Recent research results from the model organism Caenorhabditis elegans show that within the intestinal cells of the roundworm nano silica disturb the uptake and use of digested proteins.
Microscopic picture of C. elegans with schematic nanoparticles (round, red) and the distribution of the nanoparticles after ingestion within the intestine (also red)
Microscopic picture of C. elegans with schematic nanoparticles (round, red) and the distribution of the nanoparticles after ingestion within the intestine (also red). (Image: A. von Mikecz / IUF)
The building blocks of proteins are deposited in storage vesicles within the intestinal cells and are not available for subsequent metabolism. Thereby the worms remain small, have less offsprings and show premature aging.
This is a disadvantage for wild roundworms which are exposed to nanoparticles in the environment. If those nano scaled food additives also have a negative impact on human nutrition needs to be investigated.
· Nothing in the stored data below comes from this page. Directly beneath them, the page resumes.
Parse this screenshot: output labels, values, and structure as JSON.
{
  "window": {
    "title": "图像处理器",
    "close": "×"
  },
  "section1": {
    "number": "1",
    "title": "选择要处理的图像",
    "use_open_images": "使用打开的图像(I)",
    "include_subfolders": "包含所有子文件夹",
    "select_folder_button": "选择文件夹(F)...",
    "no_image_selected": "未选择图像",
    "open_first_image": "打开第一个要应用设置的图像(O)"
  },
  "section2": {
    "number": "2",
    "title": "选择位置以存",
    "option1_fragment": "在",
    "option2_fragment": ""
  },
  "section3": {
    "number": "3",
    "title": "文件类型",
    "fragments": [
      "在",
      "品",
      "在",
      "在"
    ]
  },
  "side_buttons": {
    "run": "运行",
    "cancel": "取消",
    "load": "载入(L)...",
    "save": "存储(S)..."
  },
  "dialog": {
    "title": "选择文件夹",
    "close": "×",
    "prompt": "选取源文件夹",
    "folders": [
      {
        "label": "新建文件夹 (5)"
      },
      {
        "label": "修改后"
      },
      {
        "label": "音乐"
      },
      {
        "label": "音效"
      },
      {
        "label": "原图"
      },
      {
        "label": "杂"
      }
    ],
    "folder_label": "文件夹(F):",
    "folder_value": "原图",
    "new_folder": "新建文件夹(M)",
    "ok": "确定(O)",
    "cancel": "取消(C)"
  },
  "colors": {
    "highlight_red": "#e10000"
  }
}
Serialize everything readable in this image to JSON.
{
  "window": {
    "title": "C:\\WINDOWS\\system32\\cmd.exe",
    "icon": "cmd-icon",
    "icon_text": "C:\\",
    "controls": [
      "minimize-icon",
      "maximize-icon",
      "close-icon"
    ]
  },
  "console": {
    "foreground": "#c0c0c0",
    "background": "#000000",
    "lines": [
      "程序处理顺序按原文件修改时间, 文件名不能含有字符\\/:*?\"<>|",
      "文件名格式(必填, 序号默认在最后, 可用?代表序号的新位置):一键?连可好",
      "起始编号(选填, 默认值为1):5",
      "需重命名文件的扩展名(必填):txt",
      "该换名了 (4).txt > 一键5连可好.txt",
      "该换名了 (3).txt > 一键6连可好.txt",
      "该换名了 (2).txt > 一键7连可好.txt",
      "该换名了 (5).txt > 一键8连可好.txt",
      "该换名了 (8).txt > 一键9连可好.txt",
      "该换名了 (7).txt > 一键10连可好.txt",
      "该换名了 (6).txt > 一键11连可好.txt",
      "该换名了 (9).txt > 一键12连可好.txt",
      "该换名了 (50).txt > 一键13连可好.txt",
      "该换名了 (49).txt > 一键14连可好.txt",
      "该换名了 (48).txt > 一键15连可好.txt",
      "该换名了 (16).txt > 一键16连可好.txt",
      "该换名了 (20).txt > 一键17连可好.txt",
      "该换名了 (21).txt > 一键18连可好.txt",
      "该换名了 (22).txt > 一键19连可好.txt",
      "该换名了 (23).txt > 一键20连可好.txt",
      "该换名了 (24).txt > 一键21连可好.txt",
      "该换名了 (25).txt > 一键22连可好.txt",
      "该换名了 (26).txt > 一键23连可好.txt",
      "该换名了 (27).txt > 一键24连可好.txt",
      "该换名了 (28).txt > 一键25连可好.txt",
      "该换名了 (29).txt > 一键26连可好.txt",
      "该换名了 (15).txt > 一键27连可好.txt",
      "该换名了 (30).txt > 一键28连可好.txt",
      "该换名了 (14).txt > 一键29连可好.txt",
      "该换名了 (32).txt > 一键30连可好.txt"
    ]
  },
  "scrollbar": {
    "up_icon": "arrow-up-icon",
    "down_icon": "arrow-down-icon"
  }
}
The corresponding study was conducted by Professor Anna von Mikecz, group leader at IUF – Leibniz Research Institute for Environmental Medicine in Düsseldorf, and her coworkers and published in Nanotoxicology ("Silica nanoparticles disrupt OPT-2/PEP-2-dependent trafficking of nutrient peptides in the intestinal epithelium").
“Silica nanoparticles act as nutrition trap in the intestine of the roundworm and thereby lead to malnutrition, reduced fitness and premature aging”, explains Prof. Anna von Mikecz. “In the next step we will investigate if and how the changes in the intestine also affect the nervous system in our model system.”